Come 1989, the year of miracles. The Berlin Wall, which for decades had stood as the very symbol of the world’s partition between the two camps, came crashing down. So did the East Bloc—perhaps the one case in all of history when a major empire fell not by means of war and massive bloodshed but because almost all of its people had lost faith in it. Much of the loss of faith in question was due to the fact, which in the age of radio and television (soon to be joined by a myriad other newfangled devices) could no longer be concealed, that the East had fallen way behind. Not just in terms of affluence but in others as well; including health, education, freedom of speech and movement, the quality of the environment, and so on. Put together, they and other criteria were known as the “human development” index.
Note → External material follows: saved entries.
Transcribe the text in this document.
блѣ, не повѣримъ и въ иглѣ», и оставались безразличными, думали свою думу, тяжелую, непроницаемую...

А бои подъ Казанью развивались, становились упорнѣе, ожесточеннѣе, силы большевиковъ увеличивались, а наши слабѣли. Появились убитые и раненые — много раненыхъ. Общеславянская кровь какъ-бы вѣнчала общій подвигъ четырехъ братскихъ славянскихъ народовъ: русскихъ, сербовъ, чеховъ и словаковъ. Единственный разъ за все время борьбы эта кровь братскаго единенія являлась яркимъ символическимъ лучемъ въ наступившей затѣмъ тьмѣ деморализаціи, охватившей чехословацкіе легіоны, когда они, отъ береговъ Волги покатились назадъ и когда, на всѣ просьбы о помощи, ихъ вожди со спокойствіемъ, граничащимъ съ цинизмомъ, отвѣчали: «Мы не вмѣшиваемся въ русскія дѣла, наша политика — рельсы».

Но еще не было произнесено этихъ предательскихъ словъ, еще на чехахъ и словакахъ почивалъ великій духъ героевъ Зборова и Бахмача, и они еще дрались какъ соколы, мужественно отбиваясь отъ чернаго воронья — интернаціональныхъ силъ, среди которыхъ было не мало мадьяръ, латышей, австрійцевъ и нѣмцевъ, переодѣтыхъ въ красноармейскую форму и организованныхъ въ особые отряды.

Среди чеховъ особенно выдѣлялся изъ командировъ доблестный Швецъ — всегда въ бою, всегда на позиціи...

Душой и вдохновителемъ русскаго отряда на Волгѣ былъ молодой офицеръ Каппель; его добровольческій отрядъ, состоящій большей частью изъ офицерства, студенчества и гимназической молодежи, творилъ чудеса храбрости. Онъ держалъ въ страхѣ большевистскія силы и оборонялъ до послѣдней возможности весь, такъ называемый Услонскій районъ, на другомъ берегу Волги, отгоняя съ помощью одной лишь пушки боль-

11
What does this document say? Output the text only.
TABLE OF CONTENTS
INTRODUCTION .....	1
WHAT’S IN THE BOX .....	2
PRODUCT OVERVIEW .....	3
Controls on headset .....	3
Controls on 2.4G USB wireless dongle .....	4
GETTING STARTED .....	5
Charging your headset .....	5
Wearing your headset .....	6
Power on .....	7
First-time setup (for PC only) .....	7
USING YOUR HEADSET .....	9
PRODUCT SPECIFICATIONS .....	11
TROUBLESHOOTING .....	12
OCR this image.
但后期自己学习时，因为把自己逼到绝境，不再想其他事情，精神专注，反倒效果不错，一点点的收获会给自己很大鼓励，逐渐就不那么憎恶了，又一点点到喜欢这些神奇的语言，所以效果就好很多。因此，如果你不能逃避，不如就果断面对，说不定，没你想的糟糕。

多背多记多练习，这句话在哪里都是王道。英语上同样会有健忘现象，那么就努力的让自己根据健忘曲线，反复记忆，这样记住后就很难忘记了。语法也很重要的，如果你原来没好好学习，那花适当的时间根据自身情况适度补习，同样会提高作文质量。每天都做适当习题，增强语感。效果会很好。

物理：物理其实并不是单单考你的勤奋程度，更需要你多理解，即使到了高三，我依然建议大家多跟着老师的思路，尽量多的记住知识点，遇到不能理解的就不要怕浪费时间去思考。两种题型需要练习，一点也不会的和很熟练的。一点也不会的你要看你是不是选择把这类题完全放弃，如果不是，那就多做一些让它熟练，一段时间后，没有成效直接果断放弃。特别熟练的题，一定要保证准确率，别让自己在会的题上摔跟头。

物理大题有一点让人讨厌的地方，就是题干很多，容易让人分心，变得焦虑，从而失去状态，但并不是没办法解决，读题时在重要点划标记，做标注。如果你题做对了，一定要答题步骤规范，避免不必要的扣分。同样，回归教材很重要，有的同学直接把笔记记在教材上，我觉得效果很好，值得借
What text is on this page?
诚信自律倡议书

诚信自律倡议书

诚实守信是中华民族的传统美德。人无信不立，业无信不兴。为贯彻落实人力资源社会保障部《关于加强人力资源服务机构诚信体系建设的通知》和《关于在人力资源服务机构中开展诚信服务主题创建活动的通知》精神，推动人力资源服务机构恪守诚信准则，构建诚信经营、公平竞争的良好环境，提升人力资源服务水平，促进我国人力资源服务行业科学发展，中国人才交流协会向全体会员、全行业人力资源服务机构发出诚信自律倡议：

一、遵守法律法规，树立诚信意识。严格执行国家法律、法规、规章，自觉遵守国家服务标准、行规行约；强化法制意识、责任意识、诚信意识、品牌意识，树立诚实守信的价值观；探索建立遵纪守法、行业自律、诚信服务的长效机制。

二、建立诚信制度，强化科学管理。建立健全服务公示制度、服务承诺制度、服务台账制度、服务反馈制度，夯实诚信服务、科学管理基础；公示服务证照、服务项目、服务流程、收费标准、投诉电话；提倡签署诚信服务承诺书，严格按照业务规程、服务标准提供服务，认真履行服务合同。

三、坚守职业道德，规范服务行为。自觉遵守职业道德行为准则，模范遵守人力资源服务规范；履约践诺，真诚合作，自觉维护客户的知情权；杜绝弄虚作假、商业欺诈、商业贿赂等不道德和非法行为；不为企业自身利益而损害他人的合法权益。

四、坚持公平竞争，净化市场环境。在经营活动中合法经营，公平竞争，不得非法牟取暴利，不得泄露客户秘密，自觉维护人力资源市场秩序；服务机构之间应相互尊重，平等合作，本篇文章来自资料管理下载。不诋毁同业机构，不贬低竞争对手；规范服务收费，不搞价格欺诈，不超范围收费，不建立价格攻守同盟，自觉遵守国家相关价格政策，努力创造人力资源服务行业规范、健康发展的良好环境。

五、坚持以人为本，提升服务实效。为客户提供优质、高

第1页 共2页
Playing the role of Norman Angell in the immediate post-Cold War period was an American political scientist, Francis Fukuyama. His 1989 article, The End of History, which was later expanded into a book, told people what millions upon millions of them wanted to believe: namely that humankind was standing on the threshold of a new epoch. One in which democracy (as defined by the West) would become the religion of almost everyone, power politics abolished, and war, if not completely disappear, at any rate confined to unimportant, relatively backward but forward-looking, regions and countries. Providing strong support for Fukuyama was another American academic, the psychologist Steven Pinker. The list of contents of his most important book, The Better Angels of our Nature: Why Violence Has Declined (2011) say it all.  I quote. “The Pacification Process.” “The Civilizing Process.” “The Humanitarian Revolution.” “The Long Peace,” “The New Peace.” “The Rights Revolutions.” “Better Angels.” And, most pretentious of all, “On Angels’ Wings.”

It reads like paradise, doesn’t it? Not just political and social change, but the kind of moral improvement we poor humans have always been looking for but always failed to achieve. The kind the Biblical prophets spoke about. The kind Mahatma Gandhi had in mind before he was assassinated. Alas, it was not to be. Not in much of Asia and Africa, where what we got was an exploding population that can hardly be fed, let alone provided with a decent standard of living where everyone has access to clean water. Not, in North America, greater freedom but a repressive social regime known as political correctness that, in so far as the repression comes from below rather than above, is without precedent in history. Not in the EU, where massive immigration is even now leading to an almost equally massive movement away from neighborly love towards the xenophobia of the “extremist” political right; and that, even as once lovely city centers are being converted into hotbeds of violence and crime. Not well behaved electorates casting their votes for such things as a better education for their children but, especially in Russia and several other former Soviet republics, an entire series of new bloodthirsty dictatorships taking the place of the old. Not peace among nations, but new wars—in the former Yugoslavia, in Afghanistan, in Iraq, in Zaire, in the Sudan, in the Middle East, to mention but a few—also taking the place of the old.

So many deflated hopes. So many broken lives.